The Heavy removal did not land across every account at once. It is rolling out on the web today, May 22, in stages. In the same hour, some Pro users still see Heavy in their selector as before, while others find it missing.

The same pattern surfaced on the r/GithubCopilot developer community on the same day. Developers running the GitHub Copilot CLI reported that the top "xhigh" reasoning tier had vanished from their setup, leaving only "medium."

OpenAI's own community forum threads tracking recent rollouts likewise show inconsistent selector configurations across accounts. Some users see only two reasoning options; others still have all four. The combination of uneven user experience and zero formal communication is what is stoking subscriber confusion.

r/codex Erupts Simultaneously With Downgrade Complaints

While Pro subscribers were tracing the missing "Heavy" option, the r/codex subreddit filled with parallel nerf suspicions on May 21 and 22. The community feed leaned on threads titled "Codex update 5/21/2026," "Nerfed Nerfed Nerfed", and posts from users saying they could no longer work with Codex.

The shared user-reported symptoms cluster into four categories: usage limits draining faster than before, more frequent loops repeating the same wrong edits, hallucinated APIs and file paths, and a sudden drop in code quality on tasks that worked a week ago.

Similar reports surfaced on the openai/codex issue tracker, where developers filed posts describing the same pattern. Speculation about silent model routing changes or quiet A/B tests circulates in these threads, but OpenAI has never confirmed a nerf. For now, the Codex degradation remains at the level of user suspicion and felt experience.

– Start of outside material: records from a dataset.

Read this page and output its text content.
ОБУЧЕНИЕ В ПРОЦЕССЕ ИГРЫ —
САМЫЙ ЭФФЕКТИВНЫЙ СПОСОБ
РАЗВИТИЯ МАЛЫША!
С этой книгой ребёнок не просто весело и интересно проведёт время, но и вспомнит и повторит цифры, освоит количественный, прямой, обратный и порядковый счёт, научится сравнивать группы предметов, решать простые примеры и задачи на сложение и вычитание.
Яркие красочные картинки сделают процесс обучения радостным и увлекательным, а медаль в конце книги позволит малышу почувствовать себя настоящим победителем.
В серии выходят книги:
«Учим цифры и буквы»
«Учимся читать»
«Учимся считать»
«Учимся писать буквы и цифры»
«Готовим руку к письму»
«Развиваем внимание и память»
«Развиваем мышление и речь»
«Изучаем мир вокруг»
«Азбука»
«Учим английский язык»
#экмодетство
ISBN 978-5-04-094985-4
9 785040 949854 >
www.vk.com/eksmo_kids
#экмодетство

A Long Performance Slide Masked by Short-Lived Incidents

OpenAI Codex interface
OpenAI Codex interface

OpenAI's official status page provides some context. On May 8, the company logged a Codex Cloud task failure alongside Codex transcription errors. A more explicit acknowledgment came on May 13 with reports that "Codex 5.5 engines are experiencing high error rate" and "GPT-5.5 Performance Degradation," both of which were marked resolved within the day. Another degradation incident was logged on May 17.

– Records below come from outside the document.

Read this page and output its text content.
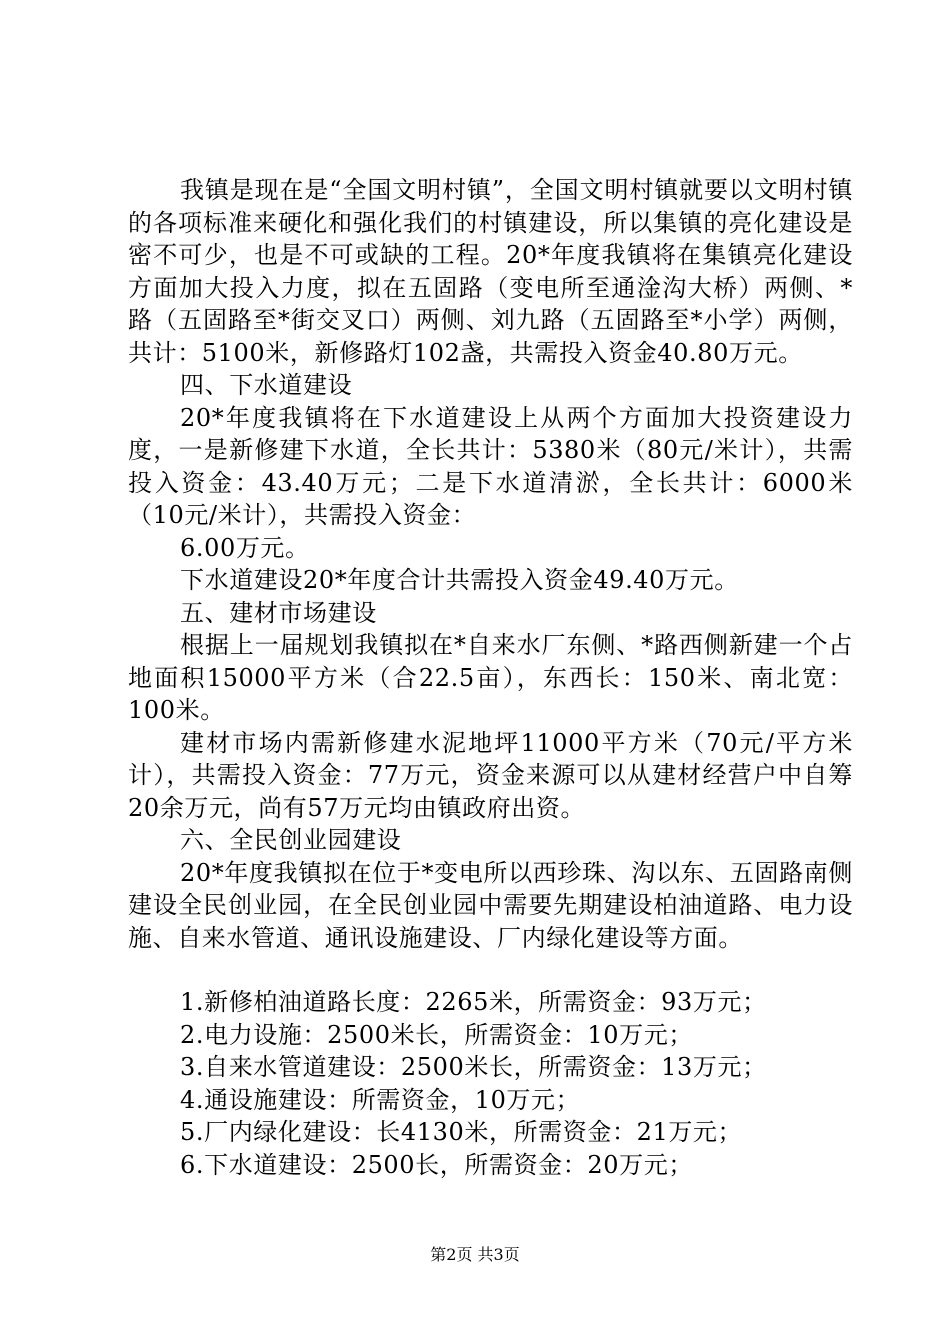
我镇是现在是“全国文明村镇”，全国文明村镇就要以文明村镇的各项标准来硬化和强化我们的村镇建设，所以集镇的亮化建设是密不可少，也是不可或缺的工程。20*年度我镇将在集镇亮化建设方面加大投入力度，拟在五固路（变电所至通淦沟大桥）两侧、*路（五固路至*街交叉口）两侧、刘九路（五固路至*小学）两侧，共计：5100米，新修路灯102盏，共需投入资金40.80万元。

四、下水道建设

20*年度我镇将在下水道建设上从两个方面加大投资建设力度，一是新修建下水道，全长共计：5380米（80元/米计），共需投入资金：43.40万元；二是下水道清淤，全长共计：6000米（10元/米计），共需投入资金：

6.00万元。

下水道建设20*年度合计共需投入资金49.40万元。

五、建材市场建设

根据上一届规划我镇拟在*自来水厂东侧、*路西侧新建一个占地面积15000平方米（合22.5亩），东西长：150米、南北宽：100米。

建材市场内需新修建水泥地坪11000平方米（70元/平方米计），共需投入资金：77万元，资金来源可以从建材经营户中自筹20余万元，尚有57万元均由镇政府出资。

六、全民创业园建设

20*年度我镇拟在位于*变电所以西珍珠、沟以东、五固路南侧建设全民创业园，在全民创业园中需要先期建设柏油道路、电力设施、自来水管道、通讯设施建设、厂内绿化建设等方面。

1.新修柏油道路长度：2265米，所需资金：93万元；

2.电力设施：2500米长，所需资金：10万元；

3.自来水管道建设：2500米长，所需资金：13万元；

4.通设施建设：所需资金，10万元；

5.厂内绿化建设：长4130米，所需资金：21万元；

6.下水道建设：2500长，所需资金：20万元；

第2页 共3页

However, an OpenAI Community forum thread on GPT-5.5 Codex quality degrading over the past month presents a conflicting timeline. Incidents resolved on the same day fail to account for a persistent, month-long slide in model performance.

Instead, the forum detailed a gradual drift in response accuracy and editing consistency that defies single-day incident reports. This disparity between "resolved" status notifications and ongoing, real-world issues is precisely what has driven users to label the changes as a deliberate downgrade.

The Widening Gap Between Corporate Announcements and User Experience

Taken together, May 22's changes look less like an isolated incident and more like the extension of a month-long pattern. On one side, the "Heavy" option has disappeared from the Pro web interface without a trace; on the other, r/codex is roiling with nerf suspicions. Both share one trait: no official position from OpenAI.

A similar downgrade-suspicion pattern surfaced elsewhere in the industry. When Google overhauled Gemini pricing and switched to compute-based weekly limits on May 19, subscribers reached for the same language — the price came down, but the real-terms experience moved backward.

OpenAI actively announces new model launches but stays silent on shrinking options or performance drift. Pro users paying $200 a month for the deepest reasoning tier face the daily mismatch between help-doc claims and the thinned-out dropdown. That gap, between announcement and felt experience, is where the subreddits' complaints and suspicions keep returning.